Guardrails

Ralph is intentionally conservative.

Fresh context

Each iteration starts from a fresh agent session, then re-anchors against repo state.

Receipt gates

Ralph does not trust a model saying “done.” It checks receipts written by review commands.

Multi-model review

Implementation is checked by a different model through the configured backend. Introduced findings gate the verdict.

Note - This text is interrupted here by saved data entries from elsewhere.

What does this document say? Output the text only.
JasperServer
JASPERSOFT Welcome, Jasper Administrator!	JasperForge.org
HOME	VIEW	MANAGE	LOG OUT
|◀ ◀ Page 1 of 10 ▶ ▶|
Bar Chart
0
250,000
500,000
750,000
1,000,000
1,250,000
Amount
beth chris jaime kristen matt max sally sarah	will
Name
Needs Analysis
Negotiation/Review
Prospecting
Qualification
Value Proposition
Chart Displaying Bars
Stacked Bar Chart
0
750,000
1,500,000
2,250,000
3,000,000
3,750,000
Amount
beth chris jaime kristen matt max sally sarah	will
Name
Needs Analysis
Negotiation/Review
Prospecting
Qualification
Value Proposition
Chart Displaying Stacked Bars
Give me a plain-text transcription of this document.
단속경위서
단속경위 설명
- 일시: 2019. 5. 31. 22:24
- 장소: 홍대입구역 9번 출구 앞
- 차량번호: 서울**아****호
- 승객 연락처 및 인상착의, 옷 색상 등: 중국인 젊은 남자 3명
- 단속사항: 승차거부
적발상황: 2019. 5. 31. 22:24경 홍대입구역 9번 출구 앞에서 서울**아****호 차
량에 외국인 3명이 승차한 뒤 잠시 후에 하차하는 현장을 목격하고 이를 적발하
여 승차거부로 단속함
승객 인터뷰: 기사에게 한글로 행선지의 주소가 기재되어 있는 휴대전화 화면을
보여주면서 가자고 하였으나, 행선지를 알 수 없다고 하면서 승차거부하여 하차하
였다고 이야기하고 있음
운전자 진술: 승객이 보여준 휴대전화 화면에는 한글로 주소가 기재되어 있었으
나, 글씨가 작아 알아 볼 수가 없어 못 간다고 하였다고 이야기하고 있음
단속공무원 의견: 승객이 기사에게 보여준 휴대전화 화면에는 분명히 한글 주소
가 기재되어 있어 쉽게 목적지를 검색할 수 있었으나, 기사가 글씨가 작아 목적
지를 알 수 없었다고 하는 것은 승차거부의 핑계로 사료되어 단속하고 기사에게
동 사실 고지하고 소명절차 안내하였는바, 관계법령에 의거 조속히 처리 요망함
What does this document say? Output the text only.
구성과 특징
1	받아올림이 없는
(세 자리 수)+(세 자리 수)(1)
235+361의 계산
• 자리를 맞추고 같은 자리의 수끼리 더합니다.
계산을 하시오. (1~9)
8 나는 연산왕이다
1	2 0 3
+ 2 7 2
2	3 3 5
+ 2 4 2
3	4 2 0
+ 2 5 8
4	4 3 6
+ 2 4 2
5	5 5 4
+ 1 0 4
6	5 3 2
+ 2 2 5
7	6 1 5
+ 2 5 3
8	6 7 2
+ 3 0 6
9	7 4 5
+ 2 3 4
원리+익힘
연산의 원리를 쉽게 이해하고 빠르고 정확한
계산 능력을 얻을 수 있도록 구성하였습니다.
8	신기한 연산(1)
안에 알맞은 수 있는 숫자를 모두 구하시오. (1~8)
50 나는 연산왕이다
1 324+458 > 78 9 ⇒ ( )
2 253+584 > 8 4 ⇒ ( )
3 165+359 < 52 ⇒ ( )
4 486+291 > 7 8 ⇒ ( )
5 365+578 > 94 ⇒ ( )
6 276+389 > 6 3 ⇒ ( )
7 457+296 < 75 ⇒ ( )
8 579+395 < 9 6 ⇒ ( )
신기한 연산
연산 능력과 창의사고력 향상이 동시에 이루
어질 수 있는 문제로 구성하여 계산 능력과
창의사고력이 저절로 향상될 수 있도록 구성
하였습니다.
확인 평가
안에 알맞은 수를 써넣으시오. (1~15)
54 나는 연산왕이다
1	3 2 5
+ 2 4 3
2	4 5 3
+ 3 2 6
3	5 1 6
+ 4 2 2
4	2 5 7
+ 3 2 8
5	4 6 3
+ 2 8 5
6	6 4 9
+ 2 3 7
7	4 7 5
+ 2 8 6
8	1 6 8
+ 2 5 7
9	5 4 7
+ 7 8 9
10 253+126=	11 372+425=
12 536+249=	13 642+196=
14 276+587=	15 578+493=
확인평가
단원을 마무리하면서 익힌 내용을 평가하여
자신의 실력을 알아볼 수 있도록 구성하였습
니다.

No autonomous product decisions

/flow-next:strategy, /flow-next:prospect, and /flow-next:capture are user-triggered surfaces. Ralph does not decide what to build.

Test first

Run one iteration before overnight mode:

scripts/ralph/ralph_once.sh

Guardrail stack

flowchart TB
  Spec["Reviewed spec"] --> Ready["Ready task only"]
  Ready --> Fresh["Fresh session"]
  Fresh --> Evidence["Evidence commands"]
  Evidence --> Receipt["Review receipt"]
  Receipt --> Continue["Continue or stop"]

Human-owned boundaries

Ralph should not decide:

whether a feature belongs in the product
whether a risky migration is acceptable
whether to merge
whether to ignore a security finding
whether undocumented behavior is acceptable

Those decisions belong in the spec, review notes, or human merge decision.

Production defaults

For production use:

Require plan review for risky specs.
Require implementation review with a real backend.
Keep iteration caps low until the repo has strong tests.
Prefer one spec branch per Ralph run.
Review generated PR bodies before merge.

Ralph is powerful when the workflow is already disciplined. Without crisp specs and review gates, it only makes drift faster.